Originally Posted by Gotham's Knight
^^^Heath's Joker had the same goals of the Joker in The Killing Joke on a larger scale. It wasn't about driving Gordon mad in this version, in TDK it's about bringing Harvey down to his level and also showing everyone else that they're like him and that "when the chips are down, these civilized people; they'll eat each other".
I know what it was about. It was just executed poorly. Why would they not blow eachother up? Because of the inner goodness of people, is that the point? No crook tried to get the detonator because they were afraid of the big black guy? You had the conservative guy on the other boat, suddenly get a change of heart? It was corny.
Is it some thinly veiled reference to the War on Terror? That people are willing to participate in mass murder to save themselves because of fear of what the 'terrorists' might do?

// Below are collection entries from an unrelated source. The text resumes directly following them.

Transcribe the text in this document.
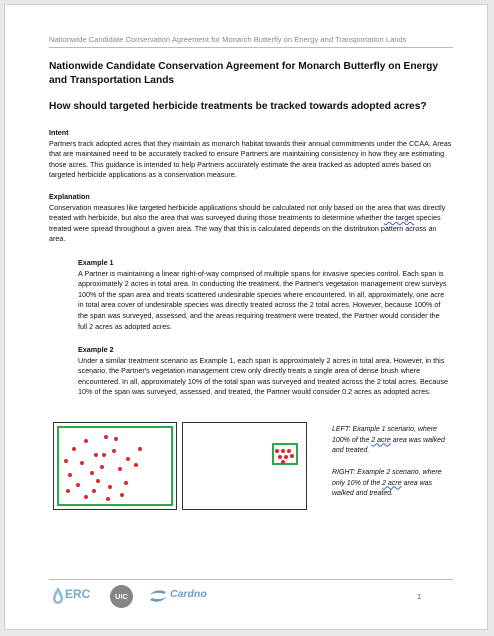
Nationwide Candidate Conservation Agreement for Monarch Butterfly on Energy and Transportation Lands
Nationwide Candidate Conservation Agreement for Monarch Butterfly on Energy and Transportation Lands
How should targeted herbicide treatments be tracked towards adopted acres?
Intent
Partners track adopted acres that they maintain as monarch habitat towards their annual commitments under the CCAA. Areas that are maintained need to be accurately tracked to ensure Partners are maintaining consistency in how they are estimating those acres. This guidance is intended to help Partners accurately estimate the area tracked as adopted acres based on targeted herbicide applications as a conservation measure.
Explanation
Conservation measures like targeted herbicide applications should be calculated not only based on the area that was directly treated with herbicide, but also the area that was surveyed during those treatments to determine whether the target species treated were spread throughout a given area. The way that this is calculated depends on the distribution pattern across an area.
Example 1
A Partner is maintaining a linear right-of-way comprised of multiple spans for invasive species control. Each span is approximately 2 acres in total area. In conducting the treatment, the Partner's vegetation management crew surveys 100% of the span area and treats scattered undesirable species where encountered. In all, approximately, one acre in total area cover of undesirable species was directly treated across the 2 total acres. However, because 100% of the span was surveyed, assessed, and the areas requiring treatment were treated, the Partner would consider the full 2 acres as adopted acres.
Example 2
Under a similar treatment scenario as Example 1, each span is approximately 2 acres in total area. However, in this scenario, the Partner's vegetation management crew only directly treats a single area of dense brush where encountered. In all, approximately 10% of the total span was surveyed and treated across the 2 total acres. Because 10% of the span was surveyed, assessed, and treated, the Partner would consider 0.2 acres as adopted acres.
LEFT: Example 1 scenario, where 100% of the 2 acre area was walked and treated.
RIGHT: Example 2 scenario, where only 10% of the 2 acre area was walked and treated.
ERC	UIC	Cardno	1
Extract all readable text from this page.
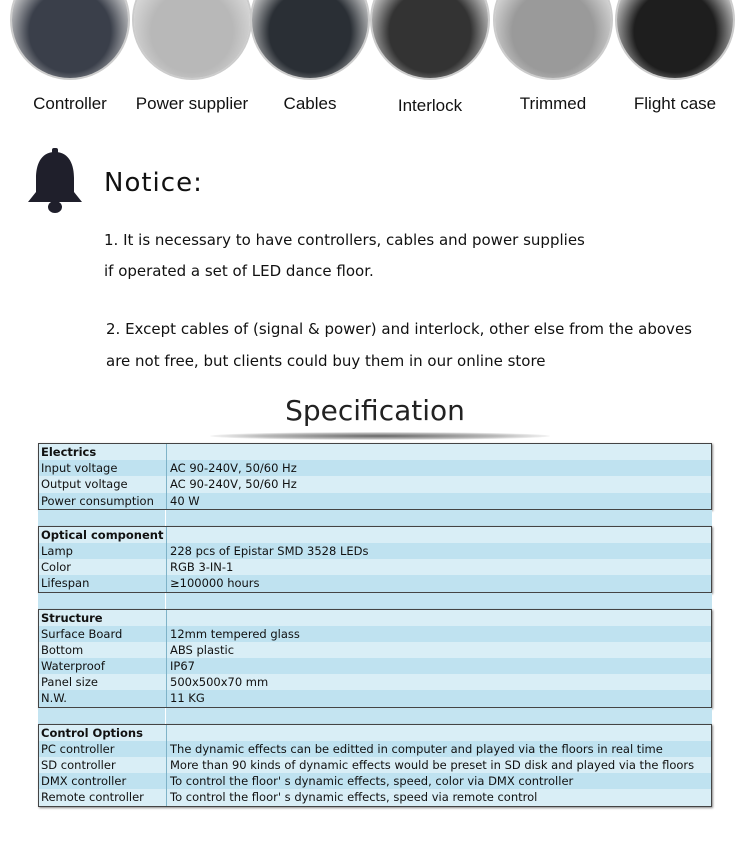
Controller Power supplier Cables	Interlock	Trimmed	Flight case
Notice:
1. It is necessary to have controllers, cables and power supplies
if operated a set of LED dance floor.
2. Except cables of (signal & power) and interlock, other else from the aboves
are not free, but clients could buy them in our online store
Specification
Electrics
Input voltage	AC 90-240V, 50/60 Hz
Output voltage	AC 90-240V, 50/60 Hz
Power consumption	40 W
Optical component
Lamp	228 pcs of Epistar SMD 3528 LEDs
Color	RGB 3-IN-1
Lifespan	≥100000 hours
Structure
Surface Board	12mm tempered glass
Bottom	ABS plastic
Waterproof	IP67
Panel size	500x500x70 mm
N.W.	11 KG
Control Options
PC controller	The dynamic effects can be editted in computer and played via the floors in real time
SD controller	More than 90 kinds of dynamic effects would be preset in SD disk and played via the floors
DMX controller	To control the floor' s dynamic effects, speed, color via DMX controller
Remote controller	To control the floor' s dynamic effects, speed via remote control
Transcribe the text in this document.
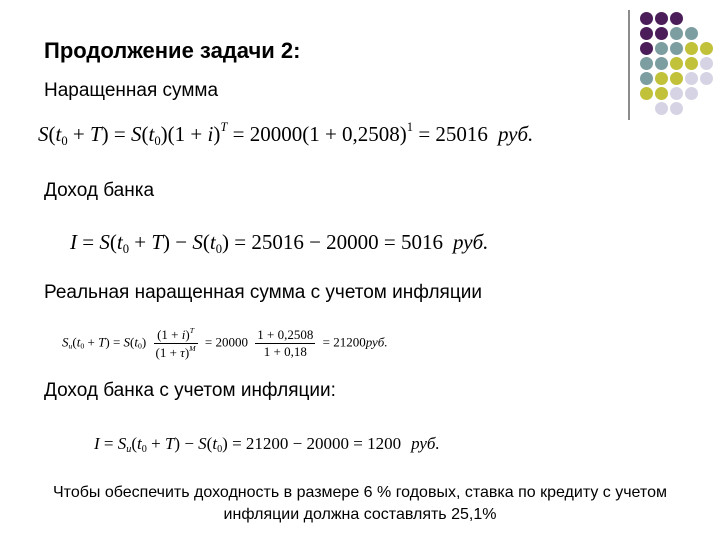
Продолжение задачи 2:
Наращенная сумма
$S(t_0 + T) = S(t_0)(1 + i)^T = 20000(1 + 0,2508)^1 = 25016$ руб.
Доход банка
$I = S(t_0 + T) - S(t_0) = 25016 - 20000 = 5016$ руб.
Реальная наращенная сумма с учетом инфляции
$S_u(t_0 + T) = S(t_0) \frac{(1 + i)^T}{(1 + \tau)^M} = 20000 \frac{1 + 0,2508}{1 + 0,18} = 21200руб$.
Доход банка с учетом инфляции:
$I = S_u(t_0 + T) - S(t_0) = 21200 - 20000 = 1200$ руб.
Чтобы обеспечить доходность в размере 6 % годовых, ставка по кредиту с учетом инфляции должна составлять 25,1%
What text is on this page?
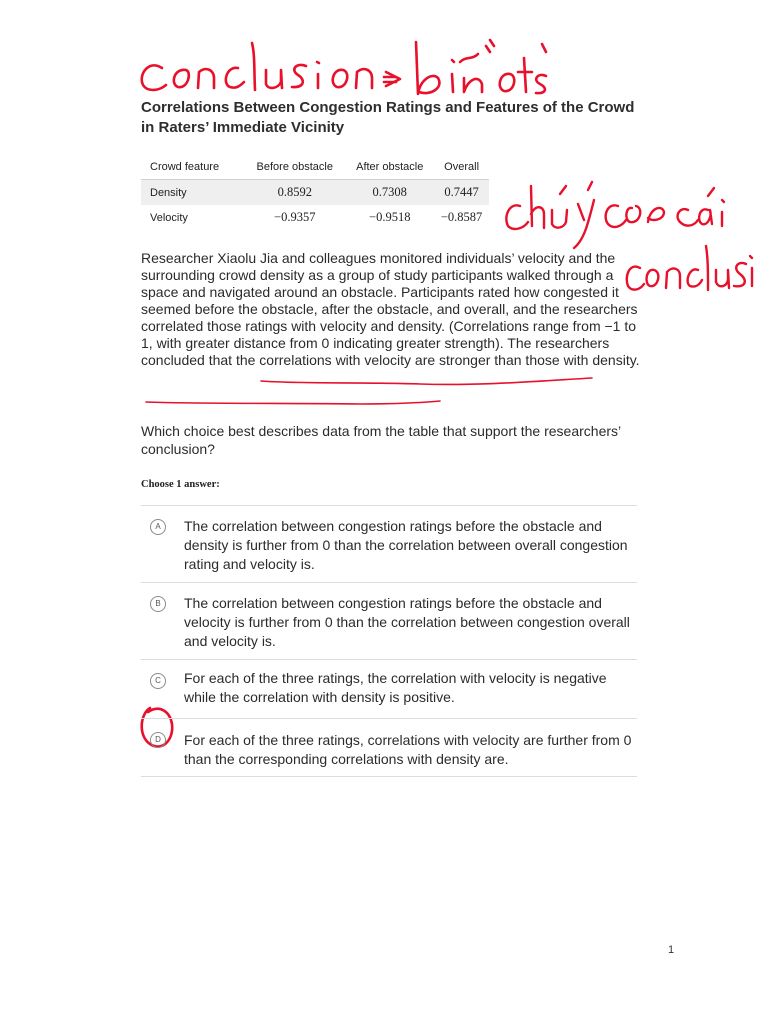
Correlations Between Congestion Ratings and Features of the Crowd in Raters’ Immediate Vicinity
Crowd feature	Before obstacle	After obstacle	Overall
Density	0.8592	0.7308	0.7447
Velocity	−0.9357	−0.9518	−0.8587
Researcher Xiaolu Jia and colleagues monitored individuals’ velocity and the surrounding crowd density as a group of study participants walked through a space and navigated around an obstacle. Participants rated how congested it seemed before the obstacle, after the obstacle, and overall, and the researchers correlated those ratings with velocity and density. (Correlations range from −1 to 1, with greater distance from 0 indicating greater strength). The researchers concluded that the correlations with velocity are stronger than those with density.
Which choice best describes data from the table that support the researchers’ conclusion?
Choose 1 answer:
A	The correlation between congestion ratings before the obstacle and density is further from 0 than the correlation between overall congestion rating and velocity is.
B	The correlation between congestion ratings before the obstacle and velocity is further from 0 than the correlation between congestion overall and velocity is.
C	For each of the three ratings, the correlation with velocity is negative while the correlation with density is positive.
D	For each of the three ratings, correlations with velocity are further from 0 than the corresponding correlations with density are.
1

But it wasn't about turning these people 'mad' and 'like him' IE: a psychotic killer. It was about driving people from fear to go along with mass murder (hence the not too subtle reference to the Iraq war, etc).
I suppose I can agree on Two-Face, since he did get half his face burnt off (although bizarrely he doesn't seem to care at all about this in the movie) and his fiance gets killed. But we see little signs of the madness that is supposed to already have been brewing in him, only when he was threatening Joker's henchman, but that wasn't enough for me to see him go totally vigilante and even willing to kill little kids. But it was all just because he was trying to avenge Rachel, not really because he had become like the Joker. I just found all this a little too convenient for the plot.
Compare this to Two-Face's origin in the classic BTAS episode. Harvey was clearly already insane. Not because his girlfriend was being threatened, but because he just was. All it took was his scarring to push him over the edge. It wasn't caused by Joker killing his girlfriend. LAME, Nolan, LAME.
We get little of Two-Face's backstory in The Dark Knight. Only that he's fighting corruption, has a nickname "Harvey Two-Face" (and we never find out why) and is engaged with Rachel Dawes. His Two-Face was more of a vigilante, seeking to make things right, than an outright criminal or madman like the Joker.
So, again, I don't see the point. It's not illustrated as well as in The Killing Joke. Where he tries to drive Gordon mad but fails. In The Dark Knight, he succeeds with Harvey (driving him to madness or criminality), so does that mean that the Joker is right or wrong? This is never addressed in the movie.